Quel seuil acceptable de souffrance ?

J'ai l'air de me vanter à parler d'un jeu limite facile pour moi, mais la vérité c'est que j'ai douillé. Le jeu n'est pas tant compliqué à comprendre qu'éprouvant à traverser et il va vous le présenter avec une progression exemplaire. Quand on commence, la montée de niveau de notre avatar s'accompagne d'une guérison totale de tout notre groupe et on se dit que c'est cool. On a des salles de soin juste à côté des salles de sauvegarde, on est tranquille.
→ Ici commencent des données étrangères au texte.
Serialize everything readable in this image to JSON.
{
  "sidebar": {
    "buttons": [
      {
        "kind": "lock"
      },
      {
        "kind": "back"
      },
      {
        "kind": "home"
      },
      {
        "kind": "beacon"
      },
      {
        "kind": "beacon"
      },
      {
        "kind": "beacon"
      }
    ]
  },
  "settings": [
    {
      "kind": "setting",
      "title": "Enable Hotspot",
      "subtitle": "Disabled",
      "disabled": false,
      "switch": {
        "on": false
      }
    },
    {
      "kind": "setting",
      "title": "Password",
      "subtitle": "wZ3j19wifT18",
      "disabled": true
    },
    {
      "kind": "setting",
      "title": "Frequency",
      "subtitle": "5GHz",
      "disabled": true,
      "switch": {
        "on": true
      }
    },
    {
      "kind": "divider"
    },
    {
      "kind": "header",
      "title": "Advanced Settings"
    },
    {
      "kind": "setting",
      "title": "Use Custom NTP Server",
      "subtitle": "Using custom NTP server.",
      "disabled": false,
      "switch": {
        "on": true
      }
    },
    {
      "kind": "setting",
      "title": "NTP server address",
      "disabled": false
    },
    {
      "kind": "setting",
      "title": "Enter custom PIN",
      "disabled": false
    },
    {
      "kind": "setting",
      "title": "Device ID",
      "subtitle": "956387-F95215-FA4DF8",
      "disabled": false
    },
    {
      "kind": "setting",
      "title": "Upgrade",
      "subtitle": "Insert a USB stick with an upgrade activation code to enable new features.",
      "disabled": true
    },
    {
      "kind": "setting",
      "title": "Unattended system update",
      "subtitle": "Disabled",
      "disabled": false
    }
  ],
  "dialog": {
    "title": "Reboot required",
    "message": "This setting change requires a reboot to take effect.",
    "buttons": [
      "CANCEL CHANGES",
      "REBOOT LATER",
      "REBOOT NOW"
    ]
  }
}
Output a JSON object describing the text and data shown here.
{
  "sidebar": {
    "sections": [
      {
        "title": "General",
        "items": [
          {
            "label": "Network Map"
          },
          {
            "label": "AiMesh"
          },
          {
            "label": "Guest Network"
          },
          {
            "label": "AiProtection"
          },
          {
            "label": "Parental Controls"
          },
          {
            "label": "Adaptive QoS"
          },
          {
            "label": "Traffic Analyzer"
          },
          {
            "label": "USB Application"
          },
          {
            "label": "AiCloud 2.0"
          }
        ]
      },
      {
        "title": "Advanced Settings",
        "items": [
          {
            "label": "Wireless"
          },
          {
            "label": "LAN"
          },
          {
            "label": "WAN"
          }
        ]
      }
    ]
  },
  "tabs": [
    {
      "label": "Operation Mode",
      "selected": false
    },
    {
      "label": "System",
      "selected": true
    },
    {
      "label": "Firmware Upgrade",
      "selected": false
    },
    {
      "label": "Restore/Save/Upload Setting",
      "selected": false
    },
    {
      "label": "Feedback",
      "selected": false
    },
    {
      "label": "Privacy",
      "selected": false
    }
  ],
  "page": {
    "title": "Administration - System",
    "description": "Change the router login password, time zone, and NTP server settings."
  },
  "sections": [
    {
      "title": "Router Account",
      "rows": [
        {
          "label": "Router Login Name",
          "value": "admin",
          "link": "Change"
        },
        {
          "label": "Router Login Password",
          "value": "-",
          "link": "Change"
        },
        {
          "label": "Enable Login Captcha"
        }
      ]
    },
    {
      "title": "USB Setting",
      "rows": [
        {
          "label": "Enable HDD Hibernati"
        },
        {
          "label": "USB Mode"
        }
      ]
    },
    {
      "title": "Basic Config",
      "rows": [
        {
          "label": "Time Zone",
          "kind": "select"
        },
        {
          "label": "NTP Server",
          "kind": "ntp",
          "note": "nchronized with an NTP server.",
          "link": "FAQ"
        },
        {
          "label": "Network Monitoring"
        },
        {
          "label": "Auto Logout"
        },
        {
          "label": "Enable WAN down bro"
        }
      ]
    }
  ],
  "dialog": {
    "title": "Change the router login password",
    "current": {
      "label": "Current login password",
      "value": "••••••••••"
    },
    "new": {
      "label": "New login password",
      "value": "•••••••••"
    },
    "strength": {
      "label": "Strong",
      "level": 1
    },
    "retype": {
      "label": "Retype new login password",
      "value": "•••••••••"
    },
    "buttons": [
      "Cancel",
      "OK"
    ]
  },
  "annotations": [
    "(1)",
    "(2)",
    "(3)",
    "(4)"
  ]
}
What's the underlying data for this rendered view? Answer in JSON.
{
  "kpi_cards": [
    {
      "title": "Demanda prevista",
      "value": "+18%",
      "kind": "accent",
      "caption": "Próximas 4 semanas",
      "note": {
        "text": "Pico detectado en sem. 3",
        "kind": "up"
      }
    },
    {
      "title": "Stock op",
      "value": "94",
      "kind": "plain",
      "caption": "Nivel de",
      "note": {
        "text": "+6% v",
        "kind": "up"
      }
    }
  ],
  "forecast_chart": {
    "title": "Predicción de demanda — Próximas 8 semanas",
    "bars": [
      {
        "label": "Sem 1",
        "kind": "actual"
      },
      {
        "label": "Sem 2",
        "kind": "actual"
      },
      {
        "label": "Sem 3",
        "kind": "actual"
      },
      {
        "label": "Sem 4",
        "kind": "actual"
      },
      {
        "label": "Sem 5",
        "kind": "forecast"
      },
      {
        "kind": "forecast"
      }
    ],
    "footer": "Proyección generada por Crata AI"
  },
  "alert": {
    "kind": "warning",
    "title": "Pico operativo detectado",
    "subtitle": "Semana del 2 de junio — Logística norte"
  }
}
Mais dès qu'on quitte le premier "donjon", on ne trouvera quasiment plus jamais ce genre de salle de guérison gratuite, elles se sont fait remplacer par la Dame de la Fontaine de Jouvence qui propose de soigner chaque membre un par un avec un grand sourire, alors que comme la dernière des start-up elle nous fait payer un truc qui était gratuit à la base, elle a même fait disparaître les soins gratuits de la 1ère zone. Les montées de niveau de l'avatar ne soignent plus forcément le groupe, parfois elles ne font rien mais selon le magatama sélectionné on peut même subir des altérations d'état plus ou moins galères à soigner. Les quartiers que l'on visite contiennent quasi tous des combats aléatoires même quand c'est dans une zone "civile" parce qu'on ne peut se balader presque nulle part sans que des démons nous cherchent des poux. Les démons qu'on tente de recruter peuvent se montrer capricieux, ils réclameront toujours plus sans que ça ne les empêche de finalement se barrer avec ce qu'on leur aura déjà payé. Tout nous présente une monde ouvertement hostile.

Ça, c'est vraiment l'avant-goût gentil des galères qui vous attendent parce que maintenant on va parler des donjons. Le jeu peut presque être considéré comme un dungeon-crawler dans la mesure où l'on n'est que rarement dans une zone safe et que donc même une zone civile peut être perçue comme un micro-donjon. On commence donc avec des environnements avec plusieurs embranchements, mais avec la carte on peut s'y retrouver. Un donjon à gimmick, le 1er d'une longue série, nous indiquera clairement que cette carte est précieuse pour ne pas s'engouffrer dans des impasses déjà visitées qui nous ramènent à l'entrée du couloir. Progressivement on va pester, parce que ces labyrinthes deviennent de plus en plus tordus avec des couloirs qui se ressemblent et des changements de niveaux qui rendent l'usage de la carte moins lisible. On se paume, on tourne en rond et plus on perd son temps comme ça, plus on se farcit de combats aléatoires qui se déclenchent parfois au bout de 2 pas. Et puis ça devient infernal : on a des puzzles, des téléporteurs invisibles en pagaille, des faux murs, des gimmicks à la pelle, tout ça pour nous faire piétiner sur place jusqu'à ce que l'on mémorise le trajet à faire pour esquiver tous les pièges cachés qui nous font recommencer une section. Cette phrase fera sans doute sourire les fans de SMT ou de dungeon-crawler, mais ce sont de loin les donjons les plus tordus et imaginatifs que j'ai pu traverser, d'une cruauté particulièrement raffinée mais sans pour autant paraître injustes. On peut s'en sortir, il n'y a pas de solution absurde, il faut surtout exercer sa mémoire et son orientation, la carte aidant énormément. Ce sont vraiment des épreuves, et en ça je les trouve très satisfaisantes car l'endurance qu'elles demandent ne bascule jamais complètement dans le déplaisir. Le labyrinthe d'Amala est notamment une énorme réussite.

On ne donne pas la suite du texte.